Well, that was interesting.
Yesterday was a structure fire training course in Thomson, Georgia, an hour away. Five of us from our own Wolfskin VFD here in Oglethorpe County left at 6am and made the trip there without event. I very reluctantly elected not to take the camera, not knowing the various strategies, tactics, and situations involving this destructive Saturday, and I wish I had. It would have been doable. Many were the cell phones going off recording the events, and I don't have one of those little devices from hell, either.
Our Wolfskin contingent was certainly in the upper age cohort - late 40s and up - and hey, how about some of you younger folks!, but no less enthusiastic. Most of the couple dozen students were in their twenties, maybe a few thirty-year-olds. But they took good care of us, made us do everything, and spared us no disciplinary rod when we screwed up, which we did. We felt sort of like firefighting nobles, of some kind.
The two condemned houses were frame ca 1950s shotgun houses on the edge of Thomson, and part of the training was to prepare them during the morning. Ventilating, packing the demo rooms with wood pallets, knocking down porches. I was relieved that we weren't required to do any roof work - I am definitely NOT my best at heights even without a lot of gear on.

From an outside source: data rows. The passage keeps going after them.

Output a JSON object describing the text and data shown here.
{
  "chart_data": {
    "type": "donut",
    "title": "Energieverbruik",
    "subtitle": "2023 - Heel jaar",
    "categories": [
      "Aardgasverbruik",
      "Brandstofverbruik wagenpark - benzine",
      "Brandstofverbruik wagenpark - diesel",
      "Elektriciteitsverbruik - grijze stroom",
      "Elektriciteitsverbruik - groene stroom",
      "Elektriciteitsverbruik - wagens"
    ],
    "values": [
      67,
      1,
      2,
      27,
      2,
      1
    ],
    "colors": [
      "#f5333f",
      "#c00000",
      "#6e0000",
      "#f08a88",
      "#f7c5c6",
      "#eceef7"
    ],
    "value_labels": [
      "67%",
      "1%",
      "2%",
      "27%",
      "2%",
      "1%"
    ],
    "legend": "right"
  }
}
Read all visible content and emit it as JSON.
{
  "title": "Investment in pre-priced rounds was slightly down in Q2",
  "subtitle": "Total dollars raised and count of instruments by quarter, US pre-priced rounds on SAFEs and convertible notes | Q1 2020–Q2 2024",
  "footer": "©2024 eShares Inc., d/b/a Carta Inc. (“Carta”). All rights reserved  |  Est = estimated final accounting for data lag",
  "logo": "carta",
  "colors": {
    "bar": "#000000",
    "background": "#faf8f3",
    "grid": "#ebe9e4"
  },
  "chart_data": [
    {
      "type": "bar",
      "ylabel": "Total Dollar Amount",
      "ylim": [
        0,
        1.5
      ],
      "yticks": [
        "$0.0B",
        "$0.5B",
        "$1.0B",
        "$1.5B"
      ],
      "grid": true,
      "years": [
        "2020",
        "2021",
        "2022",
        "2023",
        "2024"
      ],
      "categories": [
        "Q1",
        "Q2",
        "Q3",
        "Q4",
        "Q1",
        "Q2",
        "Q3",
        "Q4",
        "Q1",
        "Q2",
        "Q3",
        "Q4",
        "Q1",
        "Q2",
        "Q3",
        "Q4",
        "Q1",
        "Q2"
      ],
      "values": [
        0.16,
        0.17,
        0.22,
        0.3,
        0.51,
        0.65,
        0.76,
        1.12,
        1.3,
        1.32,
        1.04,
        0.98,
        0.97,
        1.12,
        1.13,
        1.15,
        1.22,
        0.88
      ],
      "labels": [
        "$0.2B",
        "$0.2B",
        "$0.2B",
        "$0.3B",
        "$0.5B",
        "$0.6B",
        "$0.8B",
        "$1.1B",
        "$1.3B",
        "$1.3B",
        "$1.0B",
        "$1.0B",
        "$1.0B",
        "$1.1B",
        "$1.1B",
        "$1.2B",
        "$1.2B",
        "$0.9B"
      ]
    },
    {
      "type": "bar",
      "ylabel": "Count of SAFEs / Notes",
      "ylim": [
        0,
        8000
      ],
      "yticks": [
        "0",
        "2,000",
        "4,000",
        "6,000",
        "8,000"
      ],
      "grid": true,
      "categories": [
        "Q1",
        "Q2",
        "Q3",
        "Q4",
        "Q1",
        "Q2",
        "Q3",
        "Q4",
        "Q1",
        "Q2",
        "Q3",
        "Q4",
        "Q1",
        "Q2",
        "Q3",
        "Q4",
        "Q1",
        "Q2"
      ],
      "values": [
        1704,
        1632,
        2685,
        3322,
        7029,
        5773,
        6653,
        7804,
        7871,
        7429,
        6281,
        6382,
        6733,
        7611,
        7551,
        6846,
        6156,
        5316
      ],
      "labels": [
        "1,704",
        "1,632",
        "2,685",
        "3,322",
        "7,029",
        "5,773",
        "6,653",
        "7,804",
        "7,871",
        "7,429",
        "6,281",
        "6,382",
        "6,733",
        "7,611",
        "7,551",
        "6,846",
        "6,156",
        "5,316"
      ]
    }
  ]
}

You'll recall that, as a result of support from our generous community, we have new PPE (protective clothing) and SCBA (breathing apparatus), and that itself took what we figured was 20 lb off the total carry weight of the old stuff, but with everything on still ran 25-30 lb. Just taking it on and off twenty times during the course of the day was valuable training - all that stuff really does need to be put on *perfectly* and many are the straps and knobs and zippers that have to be adjusted and turned. We ended up getting our tanks filled three times during the course of the day.
We had three major excursions into the buildings during set fires. We were divided into groups of four or five and stood as backup with another hose for the group going in before us. When it was our turn we all went in crawling on knees pulling the fire hose, and went to the fire. The head person knocked the fire down, we backed out on our knees, rotated the head person to the back, and then did it again until everyone had done it. Our knees are not thanking us this morning.
The first excursion was basically a (brief) classroom inside one of the rooms, where we kneeled and were told how things were going to be done. Then with 15 of us crowded into the room, breathing tank air, they lit the fire with a massive propane torch. I will have to say it was a new experience to watch the flames spreading rapidly throughout the room and advancing along the 7-foot ceiling. The instructor demonstrated correct use of the hose to knock the fire back, and then incorrect use, which produced a roomful of very hot steam and smoke, a whiteout. It was pretty amazing how hot things go even through the PPE.
The last two were the actual group sessions, and then it was time to let the house go completely. The second house followed early in the evening and was much more interesting with standup nozzles creating water curtains between the burning house and two nearby houses, and the power lines close by. The heat from that house at its peak was enough to drive us back 100 feet or more.
We were pretty lucky to have this particular training opportunity, which was arranged and organized very well indeed by the Thomson Fire Department, with observers and ICS staff from the Georgia Fire Academy, Georgia Forestry Commission and other various, sundry alphabetized agencies. Normal training at the Fire Academy involves a permanent "burn building" which just uses gas jets and stacked pallets in a burn-proof room, over and over.
There were two fire trucks stationed on the scene all day, with a bewildering array of hoses of all sizes we'd laid out in the morning, somehow. There was a rehab station at an ambulance staffed with EMTs. We had to have blood pressure and pulse rate taken before and after each excursion, and it was made clear that anyone who fell above a particular number would absolutely not participate. The rehab station was stocked with an apparently infinite supply of water and some gatorade-like substance. The attention to safety was amazing and was evident at each step, with the ICS support staff and instructors actually outnumbering the students. Peekholes with hoses had been carved out of the eaves of our training house, with ladders and hoses there to put out any fire that we were not able to handle. That's attention to safety.
In an environmental sense I suppose it's just not a good thing, although I imagine the likely alternatives of disposable would have been no better - landfill for the demolished house remains, for instance. We just got lucky.
And yes, I'm sore, and my knees hurt. But no burns! The other WVFD fellows are sore too, but we're all intact. Ours has always been a good, congenial group - I'm fond of the other four anyway, though we're quite different from each other. Normally I'm very chary of the bonding word, but there's no doubt that it applies here.
Very special thanks to our neighbors in the Wolfskin Community for supporting us. We couldn't do it without you.